Dawn had yet to break, although it wasn’t far off, but the luminous blue was easy to see in the darkness.

“Why did he leave it?” Oscar wondered.

“Maybe it was slowing him down,” Luc said. “He was worried about it spilling or dropping.” He picked it up and wrapped it in his shirt, then put it in his saddlebag.

It worried him, though. That Rangar would give up such a powerful weapon.

He’d sent Deni back to the general, to give her an update on the situation, and it was just him and Oscar chasing Rangar across the plains.

The smell of fire shortly after they found the flare canister worried him enough that they followed it to its source.

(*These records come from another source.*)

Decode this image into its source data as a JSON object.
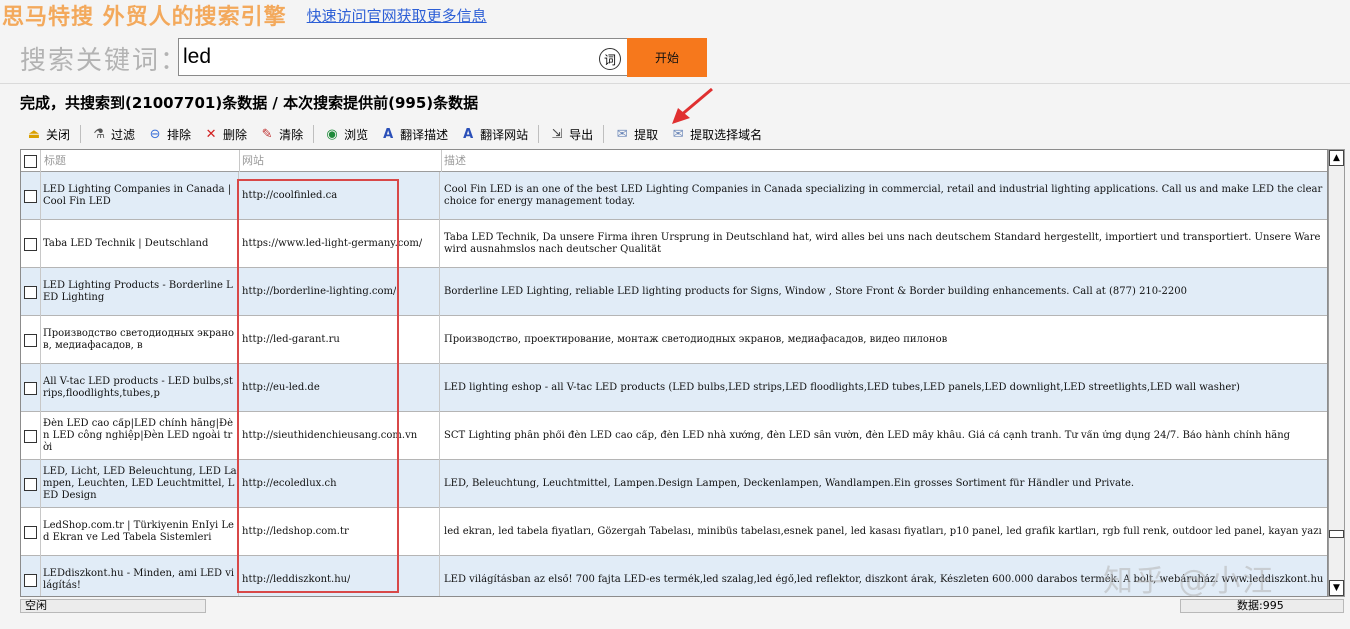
{
  "header": {
    "brand": "思马特搜 外贸人的搜索引擎",
    "link": "快速访问官网获取更多信息"
  },
  "search": {
    "label": "搜索关键词：",
    "value": "led",
    "ci_icon_label": "词",
    "button": "开始"
  },
  "status": "完成，共搜索到(21007701)条数据 / 本次搜索提供前(995)条数据",
  "toolbar": [
    {
      "label": "关闭",
      "icon": "close-app-icon",
      "color": "#d9a000"
    },
    {
      "label": "过滤",
      "icon": "filter-icon",
      "color": "#555555"
    },
    {
      "label": "排除",
      "icon": "exclude-icon",
      "color": "#3a6fd8"
    },
    {
      "label": "删除",
      "icon": "delete-icon",
      "color": "#d22020"
    },
    {
      "label": "清除",
      "icon": "clear-icon",
      "color": "#c03030"
    },
    {
      "label": "浏览",
      "icon": "globe-icon",
      "color": "#1e8a3a"
    },
    {
      "label": "翻译描述",
      "icon": "translate-icon",
      "color": "#2a4fb8"
    },
    {
      "label": "翻译网站",
      "icon": "translate-icon",
      "color": "#2a4fb8"
    },
    {
      "label": "导出",
      "icon": "export-icon",
      "color": "#4a4a4a"
    },
    {
      "label": "提取",
      "icon": "extract-icon",
      "color": "#6a86b8"
    },
    {
      "label": "提取选择域名",
      "icon": "extract-domain-icon",
      "color": "#6a86b8"
    }
  ],
  "columns": [
    "标题",
    "网站",
    "描述"
  ],
  "rows": [
    {
      "title": "LED Lighting Companies in Canada | Cool Fin LED",
      "site": "http://coolfinled.ca",
      "desc": "Cool Fin LED is an one of the best LED Lighting Companies in Canada specializing in commercial, retail and industrial lighting applications. Call us and make LED the clear choice for energy management today."
    },
    {
      "title": "Taba LED Technik | Deutschland",
      "site": "https://www.led-light-germany.com/",
      "desc": "Taba LED Technik, Da unsere Firma ihren Ursprung in Deutschland hat, wird alles bei uns nach deutschem Standard hergestellt, importiert und transportiert. Unsere Ware wird ausnahmslos nach deutscher Qualität"
    },
    {
      "title": "LED Lighting Products - Borderline LED Lighting",
      "site": "http://borderline-lighting.com/",
      "desc": "Borderline LED Lighting, reliable LED lighting products for Signs, Window , Store Front & Border building enhancements. Call at (877) 210-2200"
    },
    {
      "title": "Производство светодиодных экранов, медиафасадов, в",
      "site": "http://led-garant.ru",
      "desc": "Производство, проектирование, монтаж светодиодных экранов, медиафасадов, видео пилонов"
    },
    {
      "title": "All V-tac LED products - LED bulbs,strips,floodlights,tubes,p",
      "site": "http://eu-led.de",
      "desc": "LED lighting eshop - all V-tac LED products (LED bulbs,LED strips,LED floodlights,LED tubes,LED panels,LED downlight,LED streetlights,LED wall washer)"
    },
    {
      "title": "Đèn LED cao cấp|LED chính hãng|Đèn LED công nghiệp|Đèn LED ngoài trời",
      "site": "http://sieuthidenchieusang.com.vn",
      "desc": "SCT Lighting phân phối đèn LED cao cấp, đèn LED nhà xưởng, đèn LED sân vườn, đèn LED mây khâu. Giá cả cạnh tranh. Tư vấn ứng dụng 24/7. Bảo hành chính hãng"
    },
    {
      "title": "LED, Licht, LED Beleuchtung, LED Lampen, Leuchten, LED Leuchtmittel, LED Design",
      "site": "http://ecoledlux.ch",
      "desc": "LED, Beleuchtung, Leuchtmittel, Lampen.Design Lampen, Deckenlampen, Wandlampen.Ein grosses Sortiment für Händler und Private."
    },
    {
      "title": "LedShop.com.tr | Türkiyenin Enİyi Led Ekran ve Led Tabela Sistemleri",
      "site": "http://ledshop.com.tr",
      "desc": "led ekran, led tabela fiyatları, Gözergah Tabelası, minibüs tabelası,esnek panel, led kasası fiyatları, p10 panel, led grafik kartları, rgb full renk, outdoor led panel, kayan yazı"
    },
    {
      "title": "LEDdiszkont.hu - Minden, ami LED világítás!",
      "site": "http://leddiszkont.hu/",
      "desc": "LED világításban az első! 700 fajta LED-es termék,led szalag,led égő,led reflektor, diszkont árak, Készleten 600.000 darabos termék. A bolt, webáruház. www.leddiszkont.hu"
    }
  ],
  "statusbar": {
    "left": "空闲",
    "right": "数据:995"
  },
  "watermark": "知乎 @小汪"
}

It was nothing more than a scout camp, the coals in the fire pit still glowing.

“He must have stumbled across the scout camp.” Luc circled the small area. “He didn’t want to be seen with the flare canister on him. He must have worked out a story that doesn’t suit him having one.”

“So he just left it on the plain? Out in the open where anyone could have found it?” Oscar sounded grim.

“He doesn’t care about anything except saving his own ass.” Luc caught sight of the churned up earth of many hooves, and felt his heart sink. “And having Ava to present to the Queen’s Herald is the ultimate ass-saver.”

At least that meant she was would be kept safe. For now.

But Rangar would have spun his story to the scouts and it looked like they had been persuaded to escort him on his journey.

“Let’s go.” Luc leaned down to see which path they’d taken, and he and Deni galloped in the direction of the river as the sun rose behind them and turned the plains pink and orange.

They found the base camp easily enough.

The smoke led them right to it.

They had burned the pontoons they’d used to get their equipment over the river, and they’d burned their supply wagons and their massive wooden slings.

“Why?” Oscar’s horse danced nervously around the smoke-hazed camp.

“Rangar’s told them we’ve decimated the Jatan border units and taken the hills and the flares. They may have decided it was too dangerous to trust we hadn’t taken Bartolo, or maybe they’d heard we had, and that lent veracity to his story.”

“They’ve taken Ava, and they’ve destroyed everything that would slow them down.” Oscar slid off his horse and led her to the river bank to let her drink.

Luc looked over the river, but there was no obvious route that he could see. They’d split up, breaking into groups to make themselves a more difficult target, and Ava could be in any one of those units.

Finding her would be impossible.

Except he knew where they would be taking her, and he had long been planning to go there himself.

“Where is she, do you think?” Oscar came to stand beside him.

“Not sure where she is now, but I know where she’ll be by tonight, or tomorrow morning.”

“Fernwell?”

He nodded. “Fernwell.”

“So what do we do?” Oscar eyed the river as if expecting Luc to say they needed to cross and give chase.

“We go down to Bartolo, make sure we have actually taken it, and wait for the general. She won’t be far behind.”

And then they would march on Fernwell, and get his lover back.

 

 

Chapter 37

 

 

There was a delay in her getting brought to the palace.

Ava gathered it was because Rangar wasn’t initially believed.

She didn’t blame whoever had dismissed his story as farfetched, because it was—a mixture of half-truths and outright lies that somehow pointed most of the blame at the murdered Captain Farr.

She clung to the idea it was lies layered on lies, because he had also told her that he had burned Luc and the others with flare fire, and she refused to believe it.

Refused.

Someone eventually believed him, though. And now they were scrambling.

She could hear the panic in the voices of those around him.

They were in trouble, and she wondered how Herron had heard she was here.

The Queen’s Herald would not react well to the idea that his prize possession had been under his nose for two days and he hadn’t known it.